Film franco-tunisien d’Alexandre Arcady (2023), avec Léo Campion, Marie Gillain, Christian Berkel, Patrick Mille, Françoise Fabian, Pascal Elbé, Michel Boujenah, Dany Brillant, Jean Benguigui, Franck Dubosc, Olivier Sitruk, Judith El Zein, Moussa Maaskri, Smaïn Fairouze, Rona Hartner, Valérie Kaprisky, Iman Perez… 2h08. Sortie le 15 novembre 2023.
Léo Campion
Hanté par l’idée d’un paradis perdu depuis qu’il a quitté l’Algérie avec sa famille, Alexandre Arcady en a fait naguère le sujet de son premier long métrage, Le coup de sirocco (1979), en puisant son inspiration dans un roman de Daniel Saint-Hamont. Il boucle aujourd’hui cette boucle autobiographique en portant à l’écran le livre qu’il a publié en 2003, Le petit blond de la Casbah. Léo Campion (découvert en Marcel Pagnol enfant dans Le temps des secrets) y succède à un débutant nommé Patrick Bruel dans le rôle de ce jeune Pied-Noir dont l’enfance préservée va se fracasser contre la réalité de la décolonisation. Une évocation qui passe par le pèlerinage mémoriel du cinéaste (campé adulte par Patrick Mille) sur les traces de son enfance afin d’y présenter le film qu’il a consacré à cette période clé de son existence. Habile conteur, Alexandre Arcady colle au plus près de ses souvenirs en troquant les parents pittoresques qu’incarnaient naguère Marthe Villalonga et Roger Hanin contre le couple formé par Marie Gillain et Christian Berkel, un acteur qui est la révélation du film dans le rôle d’un légionnaire d’origine hongroise au cœur d’artichaut. Ce nouveau film est l’occasion pour Alexandre Arcady de lâcher les chevaux et de déclarer son amour inconditionnel à cette famille méditerranéenne au sein de laquelle il a eu l’idée lumineuse de confier le rôle de sa grand-mère à… Jean Benguigui, en renouant là avec une longue tradition. Avec en prime la célébration de sa passion pour le cinéma qui passe par une séquence d’anthologie qu’auraient pu signer le Claude Lelouch des Uns et les autres ou le Steven Spielberg de The Fabelmans par sa façon à la François Truffaut de montrer ce spectacle comme un refuge face aux aléas d’une vie pas toujours gratifiante.

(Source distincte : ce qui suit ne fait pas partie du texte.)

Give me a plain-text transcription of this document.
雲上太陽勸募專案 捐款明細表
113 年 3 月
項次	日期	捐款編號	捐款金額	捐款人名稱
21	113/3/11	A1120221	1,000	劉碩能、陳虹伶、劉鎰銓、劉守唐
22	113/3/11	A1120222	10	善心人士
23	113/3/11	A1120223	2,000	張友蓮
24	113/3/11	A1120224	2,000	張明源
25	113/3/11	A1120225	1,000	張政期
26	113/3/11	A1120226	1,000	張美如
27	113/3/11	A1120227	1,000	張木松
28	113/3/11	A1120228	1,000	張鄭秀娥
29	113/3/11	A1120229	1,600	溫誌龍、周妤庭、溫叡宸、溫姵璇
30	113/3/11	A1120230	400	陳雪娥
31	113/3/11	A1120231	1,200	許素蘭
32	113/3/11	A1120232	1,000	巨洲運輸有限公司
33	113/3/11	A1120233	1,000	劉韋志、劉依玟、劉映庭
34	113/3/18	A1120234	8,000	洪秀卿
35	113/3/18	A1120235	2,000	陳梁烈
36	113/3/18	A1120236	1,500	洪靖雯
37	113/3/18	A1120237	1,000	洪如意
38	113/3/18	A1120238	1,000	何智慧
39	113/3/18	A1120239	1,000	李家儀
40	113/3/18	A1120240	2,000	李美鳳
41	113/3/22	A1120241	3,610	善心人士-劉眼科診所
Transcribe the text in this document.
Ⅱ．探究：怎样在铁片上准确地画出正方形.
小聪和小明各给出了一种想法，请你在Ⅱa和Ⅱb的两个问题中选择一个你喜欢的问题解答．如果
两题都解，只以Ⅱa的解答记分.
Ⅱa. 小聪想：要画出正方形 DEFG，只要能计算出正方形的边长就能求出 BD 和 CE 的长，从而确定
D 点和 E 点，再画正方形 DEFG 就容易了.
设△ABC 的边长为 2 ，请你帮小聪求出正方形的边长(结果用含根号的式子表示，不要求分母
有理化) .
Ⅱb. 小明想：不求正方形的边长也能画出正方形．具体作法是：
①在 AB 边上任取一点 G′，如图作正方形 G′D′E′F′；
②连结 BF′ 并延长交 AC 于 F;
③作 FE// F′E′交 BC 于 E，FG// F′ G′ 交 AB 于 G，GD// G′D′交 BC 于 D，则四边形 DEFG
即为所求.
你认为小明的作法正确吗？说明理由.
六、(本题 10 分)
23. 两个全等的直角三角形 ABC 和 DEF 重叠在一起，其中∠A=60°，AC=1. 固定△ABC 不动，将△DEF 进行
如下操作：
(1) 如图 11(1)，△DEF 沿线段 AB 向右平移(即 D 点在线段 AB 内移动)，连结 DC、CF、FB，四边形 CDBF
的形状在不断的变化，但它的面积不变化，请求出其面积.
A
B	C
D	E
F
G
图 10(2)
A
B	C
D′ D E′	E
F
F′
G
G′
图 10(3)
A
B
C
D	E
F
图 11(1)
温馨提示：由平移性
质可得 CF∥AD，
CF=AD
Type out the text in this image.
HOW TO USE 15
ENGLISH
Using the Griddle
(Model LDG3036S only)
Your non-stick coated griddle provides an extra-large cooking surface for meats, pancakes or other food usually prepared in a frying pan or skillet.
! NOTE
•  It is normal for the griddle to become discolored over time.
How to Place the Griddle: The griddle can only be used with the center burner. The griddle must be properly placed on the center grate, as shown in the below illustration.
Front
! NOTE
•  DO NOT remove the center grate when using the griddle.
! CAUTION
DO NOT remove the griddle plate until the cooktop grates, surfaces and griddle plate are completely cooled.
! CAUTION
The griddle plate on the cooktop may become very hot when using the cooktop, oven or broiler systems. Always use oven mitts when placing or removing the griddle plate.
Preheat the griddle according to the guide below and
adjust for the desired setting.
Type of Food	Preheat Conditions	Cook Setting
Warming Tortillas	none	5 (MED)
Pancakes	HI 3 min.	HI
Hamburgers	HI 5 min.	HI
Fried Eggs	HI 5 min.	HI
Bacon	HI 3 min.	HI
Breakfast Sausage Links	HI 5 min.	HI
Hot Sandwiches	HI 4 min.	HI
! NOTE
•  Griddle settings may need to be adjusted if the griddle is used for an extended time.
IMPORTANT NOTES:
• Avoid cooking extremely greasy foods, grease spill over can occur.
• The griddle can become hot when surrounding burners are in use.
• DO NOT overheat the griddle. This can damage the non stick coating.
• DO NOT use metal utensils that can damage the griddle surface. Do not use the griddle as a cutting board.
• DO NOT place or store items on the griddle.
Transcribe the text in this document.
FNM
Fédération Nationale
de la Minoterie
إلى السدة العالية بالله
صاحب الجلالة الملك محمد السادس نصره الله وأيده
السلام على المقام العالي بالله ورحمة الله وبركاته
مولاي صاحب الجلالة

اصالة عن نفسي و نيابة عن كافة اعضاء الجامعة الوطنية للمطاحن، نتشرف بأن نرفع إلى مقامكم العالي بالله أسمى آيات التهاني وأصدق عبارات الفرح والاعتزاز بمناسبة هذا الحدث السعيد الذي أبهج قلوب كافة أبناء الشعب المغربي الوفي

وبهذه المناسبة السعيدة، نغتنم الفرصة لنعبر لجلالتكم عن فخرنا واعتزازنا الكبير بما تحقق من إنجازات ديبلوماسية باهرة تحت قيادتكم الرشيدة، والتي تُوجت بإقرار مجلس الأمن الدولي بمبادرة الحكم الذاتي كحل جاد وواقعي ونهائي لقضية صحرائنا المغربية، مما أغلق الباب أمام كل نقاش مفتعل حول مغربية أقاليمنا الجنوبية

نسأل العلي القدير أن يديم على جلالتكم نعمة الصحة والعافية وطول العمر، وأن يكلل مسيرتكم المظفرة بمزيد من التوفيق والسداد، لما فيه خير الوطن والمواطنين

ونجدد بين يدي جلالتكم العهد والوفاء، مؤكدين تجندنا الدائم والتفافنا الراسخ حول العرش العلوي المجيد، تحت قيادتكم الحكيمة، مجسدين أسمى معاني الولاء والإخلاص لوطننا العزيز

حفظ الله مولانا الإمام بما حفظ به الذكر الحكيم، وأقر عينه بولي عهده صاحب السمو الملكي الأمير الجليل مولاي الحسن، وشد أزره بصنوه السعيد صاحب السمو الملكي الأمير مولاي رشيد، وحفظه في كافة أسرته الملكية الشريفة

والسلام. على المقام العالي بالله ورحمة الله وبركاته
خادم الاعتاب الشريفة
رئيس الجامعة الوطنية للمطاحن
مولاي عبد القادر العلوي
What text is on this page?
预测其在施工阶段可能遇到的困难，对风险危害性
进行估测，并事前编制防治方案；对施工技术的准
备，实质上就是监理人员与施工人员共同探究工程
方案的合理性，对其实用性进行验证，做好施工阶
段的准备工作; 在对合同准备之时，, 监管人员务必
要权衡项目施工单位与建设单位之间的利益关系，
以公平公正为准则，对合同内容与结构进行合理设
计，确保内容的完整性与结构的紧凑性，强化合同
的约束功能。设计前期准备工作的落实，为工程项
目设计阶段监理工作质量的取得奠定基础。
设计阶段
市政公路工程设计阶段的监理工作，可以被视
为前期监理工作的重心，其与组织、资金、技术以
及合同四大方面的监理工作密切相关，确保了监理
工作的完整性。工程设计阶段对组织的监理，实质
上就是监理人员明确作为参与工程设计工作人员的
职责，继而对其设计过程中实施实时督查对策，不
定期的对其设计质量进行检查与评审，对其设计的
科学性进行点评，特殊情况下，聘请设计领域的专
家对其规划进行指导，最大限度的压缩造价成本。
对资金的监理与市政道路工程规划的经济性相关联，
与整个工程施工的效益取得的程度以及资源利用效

Christian Berkel et Marie Gillain
Galvanisé par ce sujet qui lui tient particulièrement à cœur, Alexandre Arcady assume son émotion en ponctuant le quotidien de cette famille formidable de quelques moments de grâce, en invitant au sein de son autoportrait en adolescent une accélération de l’Histoire qui va contribuer à faire mûrir ce personnage insouciant sans détruire pour autant sa capacité à rêver. En portant sur la guerre d’Algérie le regard innocent qui fut le sien, il évite de laisser ces événements submerger son récit proprement dit, quitte à montrer son jeune protagoniste comme parfois un peu indifférent aux conséquences qu’ils ont sur la vie quotidienne de sa famille avant de les pousser à l’exil. En adoptant une structure narrative qui confronte en permanence ce passé à un retour aux sources à six décennies de distance, Arcady observe en quelque sorte la cicatrisation de plaies longtemps ouvertes, en s’accrochant aux visages et aux lieux qui hantent sa mémoire comme quand on feuillette un album photo en évoquant de chers disparus et en admirant des paysages et des décors oubliés. C’est exactement l’exercice auquel se livre le metteur en scène, quitte sans doute à magnifier certaines situations et à minimiser ses souvenirs les plus douloureux pour n’en retenir que des moments magnifiés par le temps. Tel quel, son film témoigne d’une insouciance et parfois d’une innocence qui sont celles de cet enfant qui a choisi de jouer avec nos émotions en empruntant la voie royale du cinéma spectacle. Sans jamais tricher avec les sentiments et en s’offrant quelques envolées lyriques assumées.